Seventy-two percent of facial plastic surgeons saw an increase in cosmetic surgery or injectables in patients under age 30 in 2018, a significant increase from 2017, where over half of members noted this influx of younger patients, according to the latest statistics from the American Academy of Facial Plastic and Reconstructive Surgery (AAFPRS).
This year’s survey reveals a 24 percent increase in cosmetic surgery or injectables in patients under age 30 since 2013 (58 percent to 72 percent). And it’s not just YouTube makeup tutorials upping Millennials’ beauty game – it is the way they embrace self-care, SPF and facial plastic surgery treatments, the survey found.
“This points to the larger 'pre-juvenation' trend with more and more patients wanting to remain youthful rather than turn back the clock on signs of aging later,” says Phillip R. Langsdon, AAFPRS President, in a news release. “Our younger patients are controlling the aging process and taking prevention seriously.”
While 97 percent of AAFPRS members feel celebrities have an influence on facial plastic surgery, trends are shifting away from overly-enhanced looks like the infamous Kylie pout of 2016. A natural-looking outcome is paramount for patients, with 41 percent stating a fear of looking unnatural as their top concern when considering cosmetic enhancements.
Subtle, confidence boosting treatments like injectables, lasers, peels and microneedling are in especially high demand, as are treatments that combine two or three of these non-invasive options in one visit. “Patients love combination treatments because they are time-effective and help to produce optimal results for everything from facial rejuvenation to scar reduction when used in tandem,” says Dr. Langsdon.
For surgical trends, rhinoplasty leads the way year after year (performed by 96 percent of surgeons in 2018) followed by revision surgery (94 percent) and eye lifts (93 percent) for patients hoping to look less tired. The most popular procedure overall, Botox was ranked first for both sexes followed by filler.

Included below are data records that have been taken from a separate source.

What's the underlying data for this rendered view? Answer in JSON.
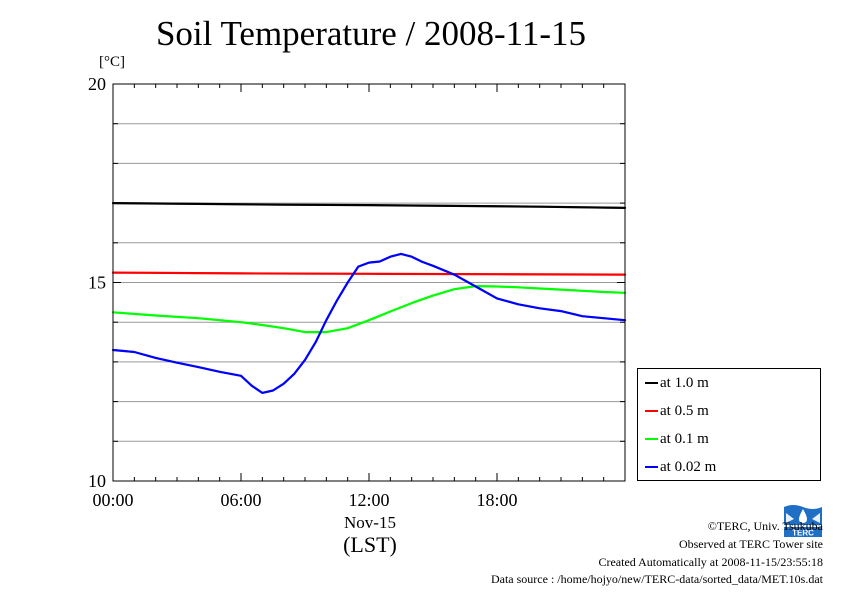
{
  "chart_data": {
    "type": "line",
    "title": "Soil Temperature / 2008-11-15",
    "ylabel": "[°C]",
    "xlabel_date": "Nov-15",
    "xlabel_tz": "(LST)",
    "x_unit": "hour of day (LST)",
    "xlim": [
      0,
      24
    ],
    "ylim": [
      10,
      20
    ],
    "yticks": [
      10,
      15,
      20
    ],
    "yminor_step": 1,
    "xticks": [
      {
        "value": 0,
        "label": "00:00"
      },
      {
        "value": 6,
        "label": "06:00"
      },
      {
        "value": 12,
        "label": "12:00"
      },
      {
        "value": 18,
        "label": "18:00"
      }
    ],
    "grid": true,
    "legend_position": "bottom-right, outside plot",
    "series": [
      {
        "name": "at 1.0 m",
        "color": "#000000",
        "x": [
          0,
          4,
          8,
          12,
          16,
          20,
          24
        ],
        "y": [
          17.0,
          16.98,
          16.96,
          16.95,
          16.93,
          16.91,
          16.88
        ]
      },
      {
        "name": "at 0.5 m",
        "color": "#ff0000",
        "x": [
          0,
          6,
          12,
          18,
          24
        ],
        "y": [
          15.25,
          15.23,
          15.22,
          15.21,
          15.2
        ]
      },
      {
        "name": "at 0.1 m",
        "color": "#00ff00",
        "x": [
          0,
          2,
          4,
          6,
          7,
          8,
          9,
          10,
          11,
          12,
          13,
          14,
          15,
          16,
          17,
          18,
          19,
          20,
          21,
          22,
          23,
          24
        ],
        "y": [
          14.25,
          14.17,
          14.1,
          14.0,
          13.93,
          13.85,
          13.75,
          13.75,
          13.85,
          14.05,
          14.27,
          14.48,
          14.67,
          14.83,
          14.91,
          14.9,
          14.88,
          14.85,
          14.82,
          14.79,
          14.76,
          14.74
        ]
      },
      {
        "name": "at 0.02 m",
        "color": "#0000ff",
        "x": [
          0,
          1,
          2,
          3,
          4,
          5,
          6,
          6.5,
          7,
          7.5,
          8,
          8.5,
          9,
          9.5,
          10,
          10.5,
          11,
          11.5,
          12,
          12.5,
          13,
          13.5,
          14,
          14.5,
          15,
          16,
          17,
          18,
          19,
          20,
          21,
          22,
          23,
          24
        ],
        "y": [
          13.3,
          13.25,
          13.1,
          12.98,
          12.87,
          12.75,
          12.65,
          12.4,
          12.22,
          12.28,
          12.45,
          12.7,
          13.05,
          13.5,
          14.05,
          14.55,
          15.0,
          15.4,
          15.5,
          15.53,
          15.65,
          15.72,
          15.65,
          15.52,
          15.42,
          15.2,
          14.9,
          14.6,
          14.45,
          14.35,
          14.28,
          14.15,
          14.1,
          14.05
        ]
      }
    ]
  },
  "logo_text": "TERC",
  "footer": {
    "copyright": "©TERC, Univ. Tsukuba",
    "observed": "Observed at TERC Tower site",
    "created": "Created Automatically at 2008-11-15/23:55:18",
    "source": "Data source : /home/hojyo/new/TERC-data/sorted_data/MET.10s.dat"
  }
}
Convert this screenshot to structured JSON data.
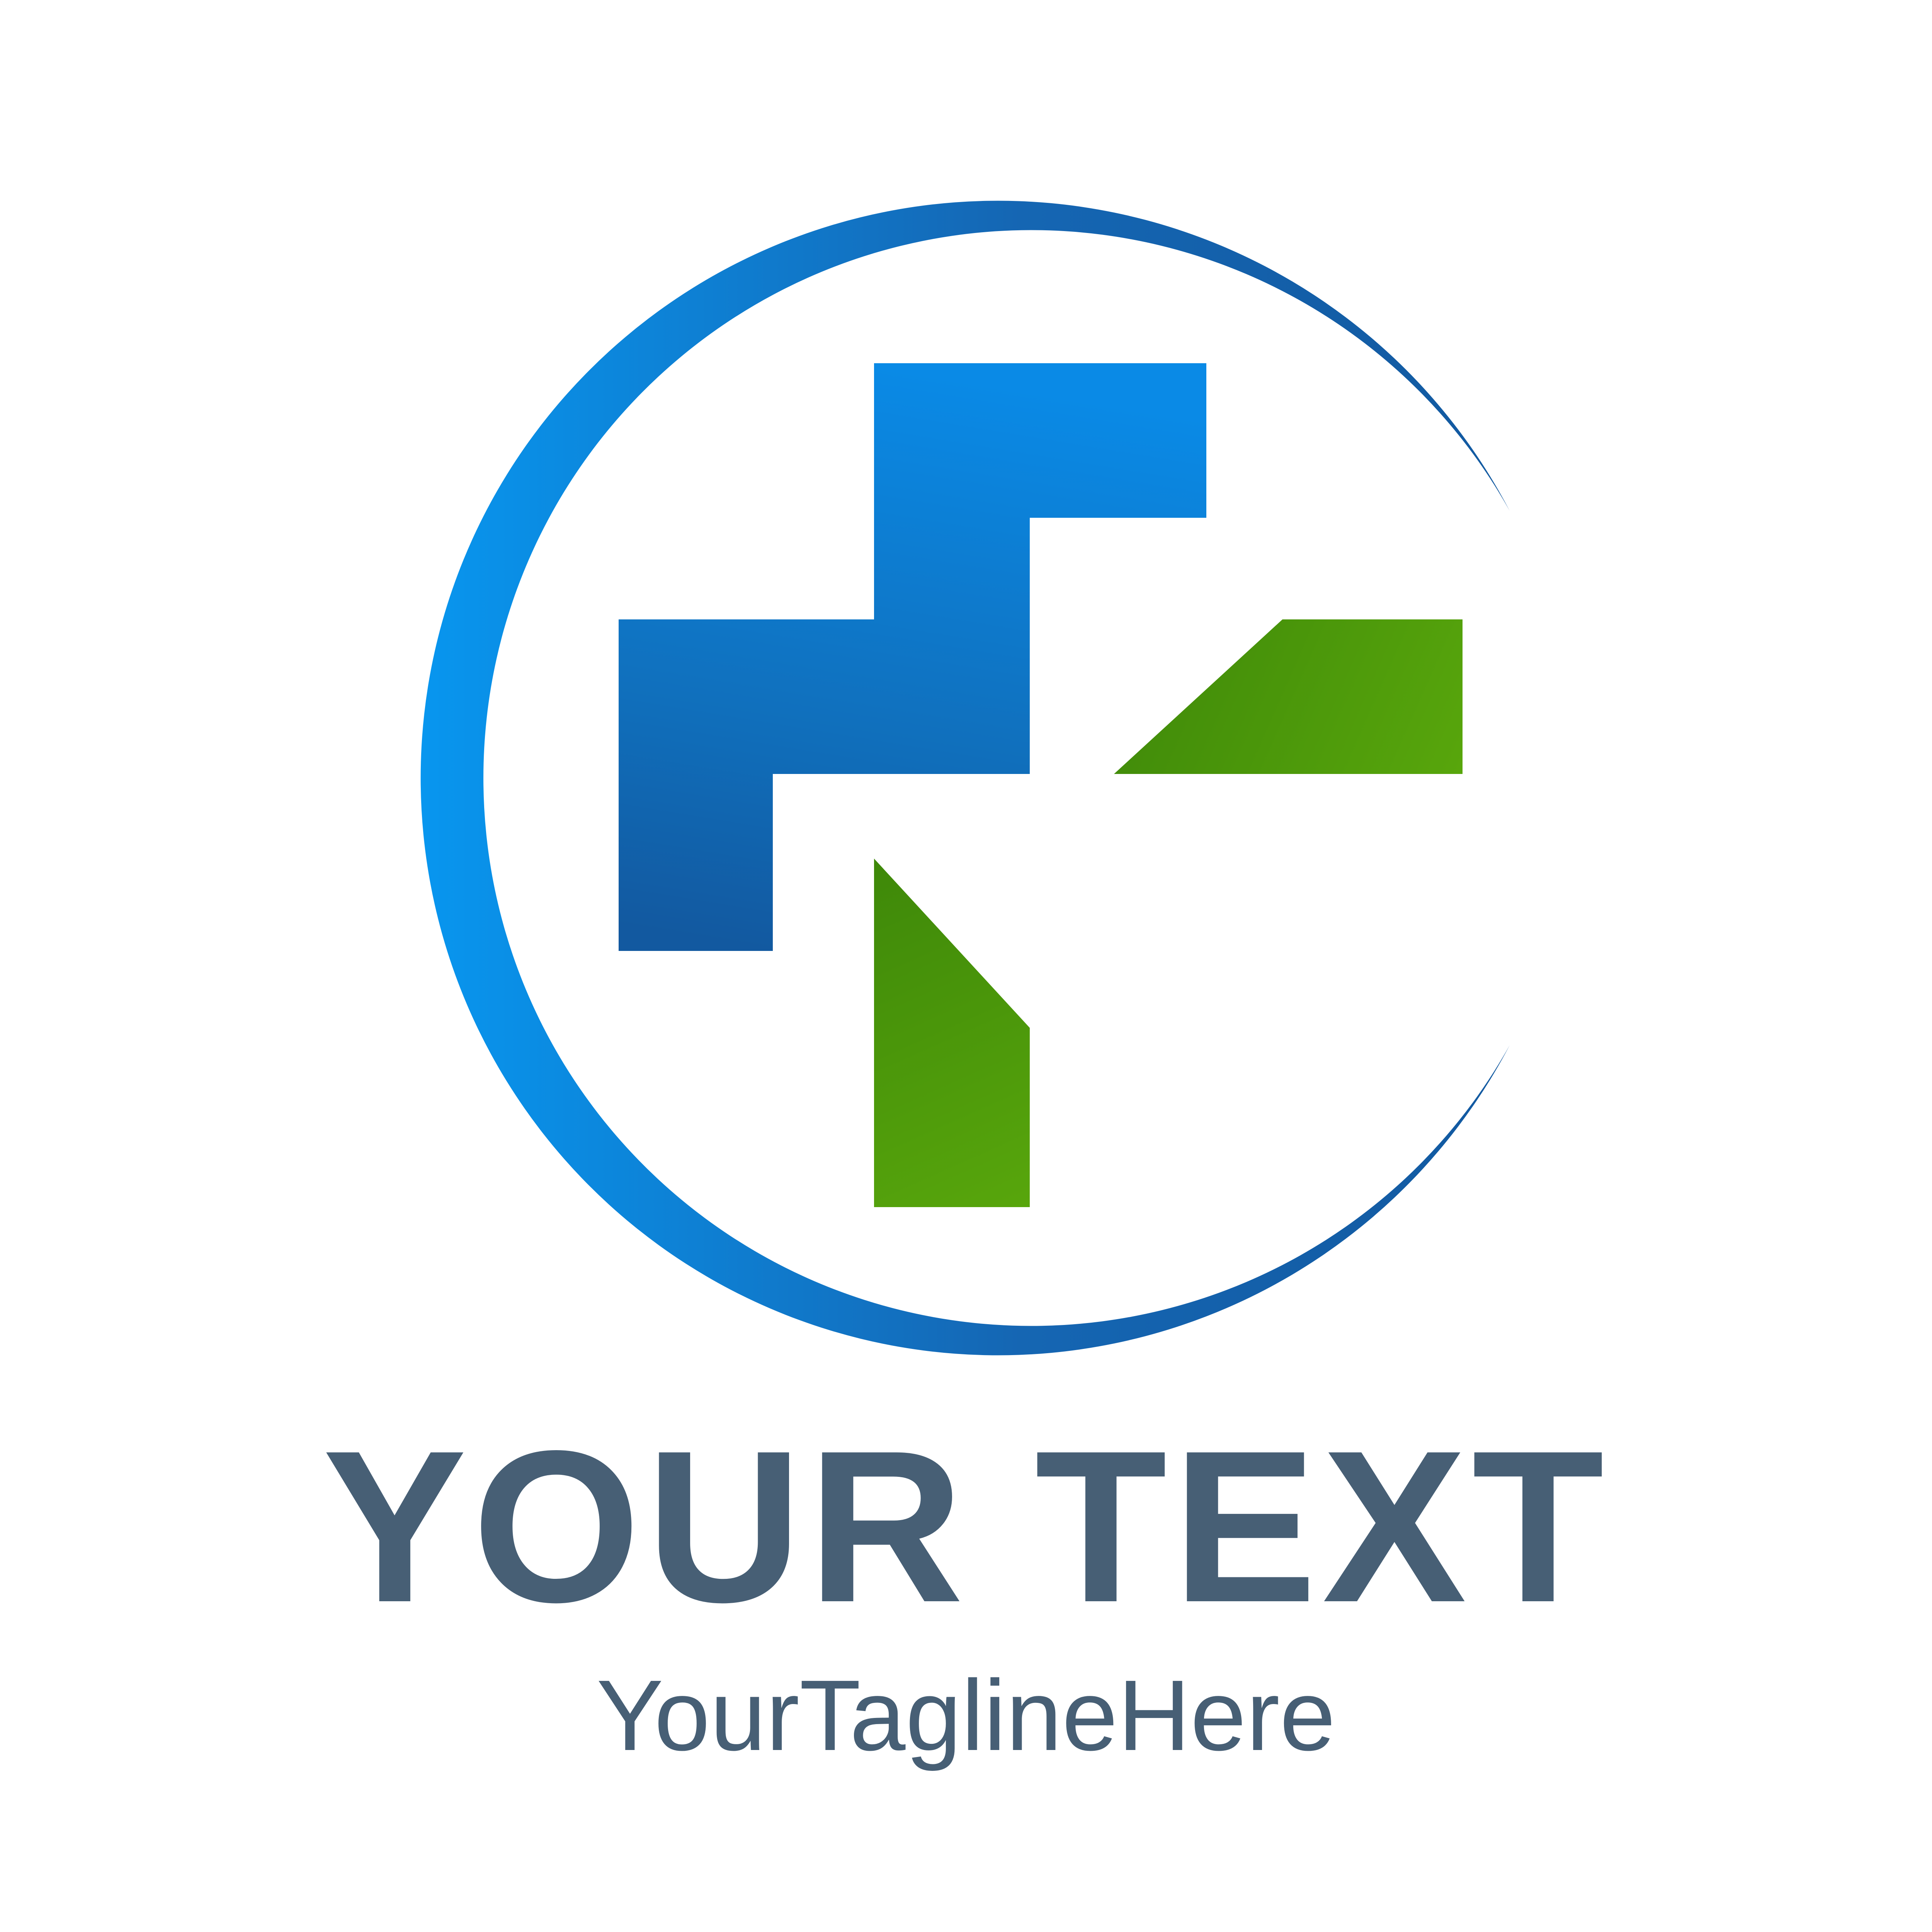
{
  "logo": {
    "brand_name": "YOUR TEXT",
    "tagline": "YourTaglineHere",
    "text_color": "#475f75",
    "blue_light": "#0896ef",
    "blue_dark": "#1259a0",
    "green_dark": "#3e8809",
    "green_light": "#58a60c",
    "background": "#ffffff"
  }
}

An entire four-fifths of the treatments performed by facial plastic surgeons in 2018 were cosmetic non-surgical procedures. Some of the biggest patient motivators include the desire to look better in selfies and dissatisfaction with their profile (complaints about the nose, chin or neck - aka Tech Neck).
“Injectables are only increasing in popularity and this is because of the subtle, yet noticeable visual result they deliver for a relatively affordable price tag as compared to surgical options,” says Dr. Langsdon. “Neuromodulators and fillers have little to no downtime, so they are an easy, unintimidating gateway for patients into the cosmetic surgery world.”